Deixa os pombais para trás e já lá vai, ao longo do paredão do cemitério, e decide fazer-lhe uma visita. A um lado porque um cemitério é um espelho do mundo, e a outro porque vai à procura de sinais dum homem corajoso, de quem ouviu falar. O cemitério é obra asseada, tem aspecto cuidado e dimensão apropriada. Logo nele avultam três jazigos a chamar a atenção, mas antes quer o viajante descobrir a campa do padre Júlio de Moreira, que aqui foi sepultado. Vai andando devagar, entre lápides de gosto duvidoso, e neste particular conclui que já tem visto pior. Porém, como noutros lugares, quanto mais recentes são as sepulturas, mais estapafúrdios são os arrebiques e mais surpreendente o bricabraque. Por razões que só eles saberão, decidiram os vivos obrigar os defuntos a tomar parte nestes festins de mau gosto bacoco.
Mas já o viajante encontra o que procura. Encostados a uma campa recente que lhe tomou o lugar, lá estão os restos da lápide funerária do padre Júlio, uma cruz celta e um livro de pedra que ali deixaram aberto, e nunca ninguém fechou. Antigamente havia símbolos na morte, havia um pensamento ritual, uma coluna quebrada, um anjo de asa caída. Agora há só alindamentos, enfeites de arraial, um dia em breve serão formas vazias, entulho cultural.
O homem era de Almendra. E logo que se fez padre veio parar a esta freguesia, estava a chegar aí o século XX. O padre Júlio jurara, de boa fé, o celibato dos cânones. Mas quando aqui encontrou a Carmina, teve mais força a vida que as papeladas dela. A voz comum acabou por estranhar tão chegada mancebia. E bem fez o padre orelha mouca aos ditos, mas o bispo exilou-o para Moreira de Rei, por trás daqueles montes. Foi então a vez de Carmina pôr os pés ao caminho. Era inverno, a chegar a primavera, e ela lá vai, ladeira abaixo, por entre as eiras da Varela, passa a ponte velha sobre a Teja, faz uma vénia contrita ao santo que além está na capela, um São Sebastião debaixo duns negrilhos, sobe os cerros do Montrangão, atravessa a charneca das Terras Grandes, e senta-se a descansar no alto de Moreira, abrigada à capela do mesmo santo que outra vez ali a está esperando, à entrada do povo. Carmina dá tempo que chegue o fim da tarde, para dar menos nas vistas.
Outra vez o bispo investe contra a mundaneidade, e outra vez resistem Carmina e padre Júlio, ninguém sabe agora dizer qual deles com mais vigor. O bispo suspende o pastor, tira-lhe o priorado, agita uma interdição. Carmina responde mudando-se para Moreira, e se este bispo fosse uma vez ao jardim do paraíso, já ficava a saber que nada tem mais força que uma boa paixão. No fim o bispo recuou. E Moreira, que já tinha tido um rei vencido, ganhou agora dois vitoriosos, e uma família nova.

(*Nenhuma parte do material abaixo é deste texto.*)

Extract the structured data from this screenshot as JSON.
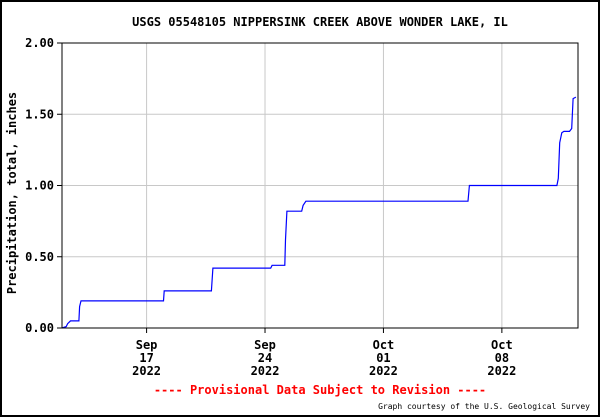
{
  "chart_data": {
    "type": "line",
    "title": "USGS 05548105 NIPPERSINK CREEK ABOVE WONDER LAKE, IL",
    "ylabel": "Precipitation, total, inches",
    "xlabel": "",
    "ylim": [
      0,
      2.0
    ],
    "xlim": [
      "2022-09-12",
      "2022-10-12"
    ],
    "y_ticks": [
      "0.00",
      "0.50",
      "1.00",
      "1.50",
      "2.00"
    ],
    "x_ticks": [
      {
        "date": "2022-09-17",
        "label": [
          "Sep",
          "17",
          "2022"
        ]
      },
      {
        "date": "2022-09-24",
        "label": [
          "Sep",
          "24",
          "2022"
        ]
      },
      {
        "date": "2022-10-01",
        "label": [
          "Oct",
          "01",
          "2022"
        ]
      },
      {
        "date": "2022-10-08",
        "label": [
          "Oct",
          "08",
          "2022"
        ]
      }
    ],
    "grid": true,
    "series": [
      {
        "color": "#0000ff",
        "points": [
          [
            "2022-09-12T00:00",
            0.0
          ],
          [
            "2022-09-12T06:00",
            0.01
          ],
          [
            "2022-09-12T08:00",
            0.03
          ],
          [
            "2022-09-12T12:00",
            0.05
          ],
          [
            "2022-09-13T00:00",
            0.05
          ],
          [
            "2022-09-13T01:00",
            0.15
          ],
          [
            "2022-09-13T03:00",
            0.19
          ],
          [
            "2022-09-18T00:00",
            0.19
          ],
          [
            "2022-09-18T01:00",
            0.26
          ],
          [
            "2022-09-20T20:00",
            0.26
          ],
          [
            "2022-09-20T22:00",
            0.42
          ],
          [
            "2022-09-24T08:00",
            0.42
          ],
          [
            "2022-09-24T10:00",
            0.44
          ],
          [
            "2022-09-25T04:00",
            0.44
          ],
          [
            "2022-09-25T05:00",
            0.62
          ],
          [
            "2022-09-25T07:00",
            0.82
          ],
          [
            "2022-09-26T04:00",
            0.82
          ],
          [
            "2022-09-26T06:00",
            0.86
          ],
          [
            "2022-09-26T10:00",
            0.89
          ],
          [
            "2022-10-06T00:00",
            0.89
          ],
          [
            "2022-10-06T02:00",
            1.0
          ],
          [
            "2022-10-11T06:00",
            1.0
          ],
          [
            "2022-10-11T08:00",
            1.05
          ],
          [
            "2022-10-11T10:00",
            1.3
          ],
          [
            "2022-10-11T13:00",
            1.37
          ],
          [
            "2022-10-11T16:00",
            1.38
          ],
          [
            "2022-10-12T00:00",
            1.38
          ],
          [
            "2022-10-12T03:00",
            1.4
          ],
          [
            "2022-10-12T05:00",
            1.61
          ],
          [
            "2022-10-12T09:00",
            1.62
          ]
        ]
      }
    ]
  },
  "footer": {
    "provisional": "---- Provisional Data Subject to Revision ----",
    "courtesy": "Graph courtesy of the U.S. Geological Survey"
  },
  "colors": {
    "series": "#0000ff",
    "provisional": "#ff0000",
    "grid": "#c8c8c8",
    "axis": "#000000"
  }
}
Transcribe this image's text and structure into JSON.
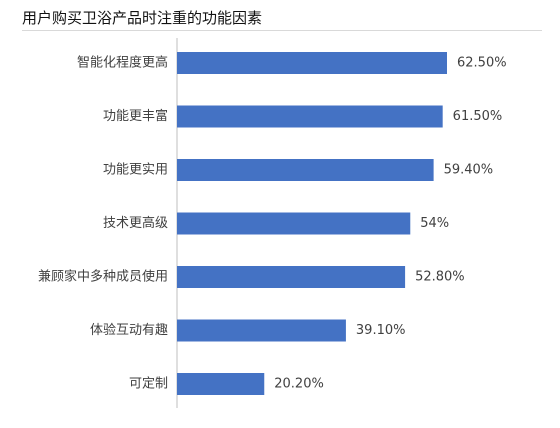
{
  "chart_data": {
    "type": "bar",
    "orientation": "horizontal",
    "title": "用户购买卫浴产品时注重的功能因素",
    "categories": [
      "智能化程度更高",
      "功能更丰富",
      "功能更实用",
      "技术更高级",
      "兼顾家中多种成员使用",
      "体验互动有趣",
      "可定制"
    ],
    "values": [
      62.5,
      61.5,
      59.4,
      54.0,
      52.8,
      39.1,
      20.2
    ],
    "value_labels": [
      "62.50%",
      "61.50%",
      "59.40%",
      "54%",
      "52.80%",
      "39.10%",
      "20.20%"
    ],
    "unit": "%",
    "xlim": [
      0,
      100
    ],
    "bar_color": "#4472c4",
    "grid": false,
    "legend": "none"
  }
}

A bem dizer o viajante não se agrada de fariseus fraldisqueiros, mas o padre Júlio era um homem justo. Percebeu a grandíssima distância que vai de Cristo à igreja que dele dizem. E, tendo que escolher, não hesitou. Entregava as pistolas ao sacristão antes de entrar para a missa. Mas cá fora era republicano, apoiava Afonso Costa, e defendia, ó deuses, as leis de separação entre a igreja e o estado, contra o cego furor da clerezia. Num dia de invernia entrou, para se aquecer, numa cozinha do povo. A dona da casa bem que lhe dava uma chouriça assada, era o melhor que tinha. Mas era dia de abstinência e ela não pagara as bulas. O padre tirou uma bula do bolso, embrulhou nela a chouriça, assou-a no borralho e todos a comeram, com grande satisfação e muito maior proveito.

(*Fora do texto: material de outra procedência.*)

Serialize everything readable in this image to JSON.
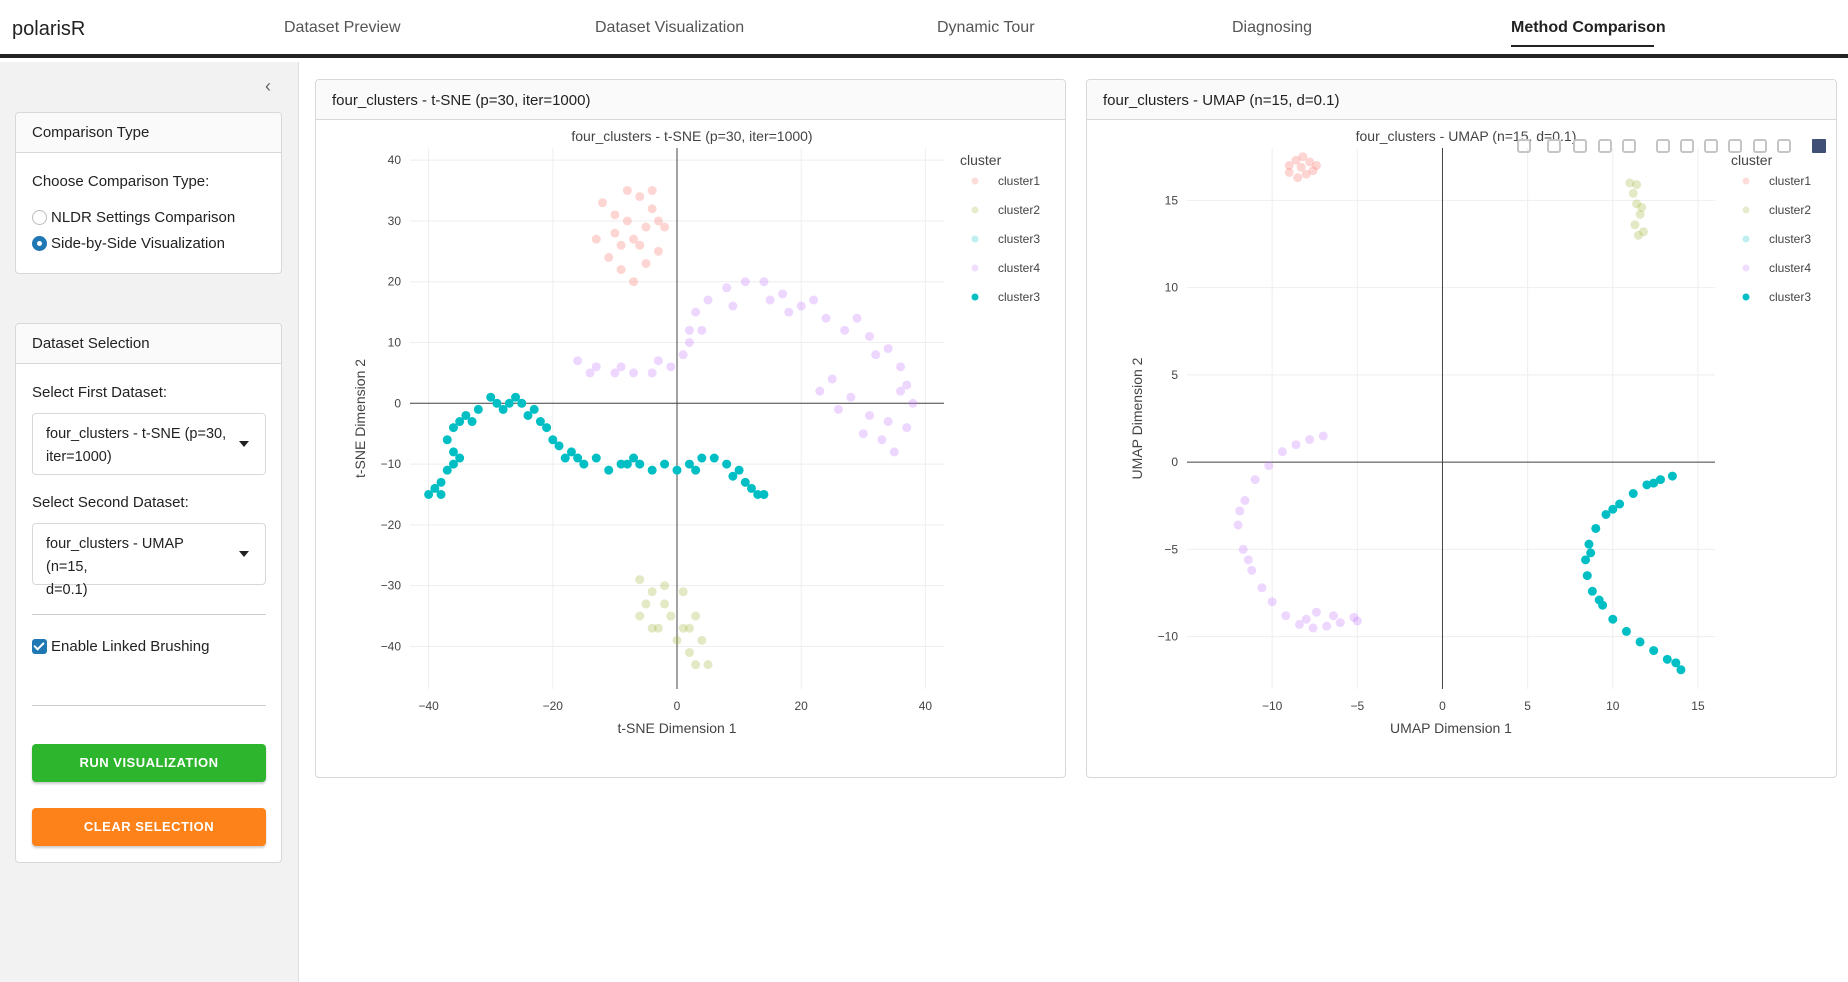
{
  "app": {
    "title": "polarisR"
  },
  "nav": {
    "tabs": [
      "Dataset Preview",
      "Dataset Visualization",
      "Dynamic Tour",
      "Diagnosing",
      "Method Comparison"
    ],
    "active": "Method Comparison"
  },
  "sidebar": {
    "comparison_card": {
      "title": "Comparison Type",
      "label": "Choose Comparison Type:",
      "options": [
        "NLDR Settings Comparison",
        "Side-by-Side Visualization"
      ],
      "selected": "Side-by-Side Visualization"
    },
    "dataset_card": {
      "title": "Dataset Selection",
      "first_label": "Select First Dataset:",
      "first_value_line1": "four_clusters - t-SNE (p=30,",
      "first_value_line2": "iter=1000)",
      "second_label": "Select Second Dataset:",
      "second_value_line1": "four_clusters - UMAP (n=15,",
      "second_value_line2": "d=0.1)",
      "linked_brushing_label": "Enable Linked Brushing",
      "linked_brushing_checked": true,
      "run_label": "RUN VISUALIZATION",
      "clear_label": "CLEAR SELECTION"
    }
  },
  "colors": {
    "cluster1": "#f8766d",
    "cluster2": "#a3b53a",
    "cluster3_faded": "#39c58c",
    "cluster4": "#c77cff",
    "cluster3": "#00bfc4",
    "run_button": "#2db52d",
    "clear_button": "#fd8219"
  },
  "chart_data": [
    {
      "type": "scatter",
      "panel_header": "four_clusters - t-SNE (p=30, iter=1000)",
      "title": "four_clusters - t-SNE (p=30, iter=1000)",
      "xlabel": "t-SNE Dimension 1",
      "ylabel": "t-SNE Dimension 2",
      "xlim": [
        -43,
        43
      ],
      "ylim": [
        -47,
        42
      ],
      "xticks": [
        -40,
        -20,
        0,
        20,
        40
      ],
      "yticks": [
        -40,
        -30,
        -20,
        -10,
        0,
        10,
        20,
        30,
        40
      ],
      "legend_title": "cluster",
      "legend": [
        "cluster1",
        "cluster2",
        "cluster3",
        "cluster4",
        "cluster3"
      ],
      "legend_opacity": [
        0.25,
        0.25,
        0.25,
        0.25,
        1
      ],
      "series": [
        {
          "name": "cluster1",
          "opacity": 0.3,
          "points": [
            [
              -12,
              33
            ],
            [
              -10,
              28
            ],
            [
              -8,
              30
            ],
            [
              -6,
              26
            ],
            [
              -4,
              32
            ],
            [
              -2,
              29
            ],
            [
              -11,
              24
            ],
            [
              -9,
              22
            ],
            [
              -7,
              27
            ],
            [
              -5,
              23
            ],
            [
              -3,
              25
            ],
            [
              -6,
              34
            ],
            [
              -8,
              35
            ],
            [
              -4,
              35
            ],
            [
              -13,
              27
            ],
            [
              -10,
              31
            ],
            [
              -7,
              20
            ],
            [
              -5,
              29
            ],
            [
              -3,
              30
            ],
            [
              -9,
              26
            ]
          ]
        },
        {
          "name": "cluster2",
          "opacity": 0.3,
          "points": [
            [
              -6,
              -29
            ],
            [
              -4,
              -31
            ],
            [
              -2,
              -33
            ],
            [
              -6,
              -35
            ],
            [
              -3,
              -37
            ],
            [
              -1,
              -35
            ],
            [
              0,
              -39
            ],
            [
              1,
              -37
            ],
            [
              2,
              -41
            ],
            [
              3,
              -43
            ],
            [
              4,
              -39
            ],
            [
              5,
              -43
            ],
            [
              -5,
              -33
            ],
            [
              -2,
              -30
            ],
            [
              1,
              -31
            ],
            [
              3,
              -35
            ],
            [
              -4,
              -37
            ],
            [
              2,
              -37
            ]
          ]
        },
        {
          "name": "cluster4",
          "opacity": 0.3,
          "points": [
            [
              -16,
              7
            ],
            [
              -13,
              6
            ],
            [
              -10,
              5
            ],
            [
              -7,
              5
            ],
            [
              -4,
              5
            ],
            [
              -1,
              6
            ],
            [
              1,
              8
            ],
            [
              2,
              12
            ],
            [
              3,
              15
            ],
            [
              5,
              17
            ],
            [
              8,
              19
            ],
            [
              11,
              20
            ],
            [
              14,
              20
            ],
            [
              17,
              18
            ],
            [
              20,
              16
            ],
            [
              24,
              14
            ],
            [
              27,
              12
            ],
            [
              31,
              11
            ],
            [
              34,
              9
            ],
            [
              36,
              6
            ],
            [
              37,
              3
            ],
            [
              38,
              0
            ],
            [
              37,
              -4
            ],
            [
              35,
              -8
            ],
            [
              33,
              -6
            ],
            [
              31,
              -2
            ],
            [
              28,
              1
            ],
            [
              25,
              4
            ],
            [
              23,
              2
            ],
            [
              26,
              -1
            ],
            [
              30,
              -5
            ],
            [
              34,
              -3
            ],
            [
              36,
              2
            ],
            [
              32,
              8
            ],
            [
              29,
              14
            ],
            [
              22,
              17
            ],
            [
              18,
              15
            ],
            [
              15,
              17
            ],
            [
              9,
              16
            ],
            [
              4,
              12
            ],
            [
              2,
              10
            ],
            [
              -3,
              7
            ],
            [
              -9,
              6
            ],
            [
              -14,
              5
            ]
          ]
        },
        {
          "name": "cluster3",
          "opacity": 1.0,
          "points": [
            [
              -40,
              -15
            ],
            [
              -39,
              -14
            ],
            [
              -38,
              -13
            ],
            [
              -37,
              -11
            ],
            [
              -36,
              -10
            ],
            [
              -36,
              -8
            ],
            [
              -37,
              -6
            ],
            [
              -36,
              -4
            ],
            [
              -35,
              -3
            ],
            [
              -34,
              -2
            ],
            [
              -32,
              -1
            ],
            [
              -30,
              1
            ],
            [
              -29,
              0
            ],
            [
              -28,
              -1
            ],
            [
              -27,
              0
            ],
            [
              -26,
              1
            ],
            [
              -25,
              0
            ],
            [
              -24,
              -2
            ],
            [
              -22,
              -3
            ],
            [
              -21,
              -4
            ],
            [
              -20,
              -6
            ],
            [
              -19,
              -7
            ],
            [
              -18,
              -9
            ],
            [
              -16,
              -9
            ],
            [
              -15,
              -10
            ],
            [
              -13,
              -9
            ],
            [
              -11,
              -11
            ],
            [
              -9,
              -10
            ],
            [
              -7,
              -9
            ],
            [
              -6,
              -10
            ],
            [
              -4,
              -11
            ],
            [
              -2,
              -10
            ],
            [
              0,
              -11
            ],
            [
              2,
              -10
            ],
            [
              4,
              -9
            ],
            [
              6,
              -9
            ],
            [
              8,
              -10
            ],
            [
              10,
              -11
            ],
            [
              11,
              -13
            ],
            [
              12,
              -14
            ],
            [
              13,
              -15
            ],
            [
              14,
              -15
            ],
            [
              -38,
              -15
            ],
            [
              -35,
              -9
            ],
            [
              -33,
              -3
            ],
            [
              -23,
              -1
            ],
            [
              -17,
              -8
            ],
            [
              -8,
              -10
            ],
            [
              3,
              -11
            ],
            [
              9,
              -12
            ]
          ]
        }
      ]
    },
    {
      "type": "scatter",
      "panel_header": "four_clusters - UMAP (n=15, d=0.1)",
      "title": "four_clusters - UMAP (n=15, d=0.1)",
      "xlabel": "UMAP Dimension 1",
      "ylabel": "UMAP Dimension 2",
      "xlim": [
        -15,
        16
      ],
      "ylim": [
        -13,
        18
      ],
      "xticks": [
        -10,
        -5,
        0,
        5,
        10,
        15
      ],
      "yticks": [
        -10,
        -5,
        0,
        5,
        10,
        15
      ],
      "legend_title": "cluster",
      "legend": [
        "cluster1",
        "cluster2",
        "cluster3",
        "cluster4",
        "cluster3"
      ],
      "legend_opacity": [
        0.25,
        0.25,
        0.25,
        0.25,
        1
      ],
      "series": [
        {
          "name": "cluster1",
          "opacity": 0.3,
          "points": [
            [
              -9,
              17
            ],
            [
              -8.6,
              17.3
            ],
            [
              -8.2,
              17.5
            ],
            [
              -7.8,
              17.2
            ],
            [
              -7.4,
              17
            ],
            [
              -9,
              16.6
            ],
            [
              -8.5,
              16.3
            ],
            [
              -8,
              16.5
            ],
            [
              -7.6,
              16.7
            ],
            [
              -8.3,
              16.9
            ]
          ]
        },
        {
          "name": "cluster2",
          "opacity": 0.3,
          "points": [
            [
              11,
              16
            ],
            [
              11.2,
              15.4
            ],
            [
              11.4,
              14.8
            ],
            [
              11.6,
              14.2
            ],
            [
              11.3,
              13.6
            ],
            [
              11.5,
              13
            ],
            [
              11.8,
              13.2
            ],
            [
              11.4,
              15.9
            ],
            [
              11.7,
              14.6
            ]
          ]
        },
        {
          "name": "cluster4",
          "opacity": 0.3,
          "points": [
            [
              -7,
              1.5
            ],
            [
              -7.8,
              1.3
            ],
            [
              -8.6,
              1
            ],
            [
              -9.4,
              0.6
            ],
            [
              -10.2,
              -0.2
            ],
            [
              -11,
              -1
            ],
            [
              -11.6,
              -2.2
            ],
            [
              -12,
              -3.6
            ],
            [
              -11.7,
              -5
            ],
            [
              -11.2,
              -6.2
            ],
            [
              -10.6,
              -7.2
            ],
            [
              -10,
              -8
            ],
            [
              -9.2,
              -8.8
            ],
            [
              -8.4,
              -9.3
            ],
            [
              -7.6,
              -9.5
            ],
            [
              -6.8,
              -9.4
            ],
            [
              -6,
              -9.2
            ],
            [
              -5.2,
              -8.9
            ],
            [
              -5,
              -9.1
            ],
            [
              -6.4,
              -8.8
            ],
            [
              -7.4,
              -8.6
            ],
            [
              -8,
              -9
            ],
            [
              -11.9,
              -2.8
            ],
            [
              -11.4,
              -5.6
            ]
          ]
        },
        {
          "name": "cluster3",
          "opacity": 1.0,
          "points": [
            [
              13.5,
              -0.8
            ],
            [
              12.8,
              -1
            ],
            [
              12,
              -1.3
            ],
            [
              11.2,
              -1.8
            ],
            [
              10.4,
              -2.4
            ],
            [
              9.6,
              -3
            ],
            [
              9,
              -3.8
            ],
            [
              8.6,
              -4.7
            ],
            [
              8.4,
              -5.6
            ],
            [
              8.5,
              -6.5
            ],
            [
              8.8,
              -7.4
            ],
            [
              9.4,
              -8.2
            ],
            [
              10,
              -9
            ],
            [
              10.8,
              -9.7
            ],
            [
              11.6,
              -10.3
            ],
            [
              12.4,
              -10.8
            ],
            [
              13.2,
              -11.3
            ],
            [
              14,
              -11.9
            ],
            [
              13.7,
              -11.5
            ],
            [
              9.2,
              -7.9
            ],
            [
              8.7,
              -5.2
            ],
            [
              10,
              -2.7
            ],
            [
              12.4,
              -1.2
            ]
          ]
        }
      ]
    }
  ]
}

– Adeus, ó pai dos pobres! – chorava o povo de Moreira, quando o padre morreu. O viajante pensa que não se pode levar prenda melhor, depois de morto.

Jorge Carvalheira

Portugal profundo – 3

Na estrada, a tabuleta anuncia o Solar dos Brasis, na aldeia chamam-lhe a Casa das Fidalgas. Não sei quem tem razão. Eu fui lá muitas vezes, atraído pela gala das talhas, pela febre das cores a gritar nas madeiras, e a simetria misteriosa das janelas, a fingir horizontes pintados nas paredes. E acabei feito pagão, perdido de amores por uma pujante madona de terracota, que escondia promessas carnais num manto azul a esvoaçar. Cheguei a congeminar o plano caviloso de raptar a madona numa noite de inverno.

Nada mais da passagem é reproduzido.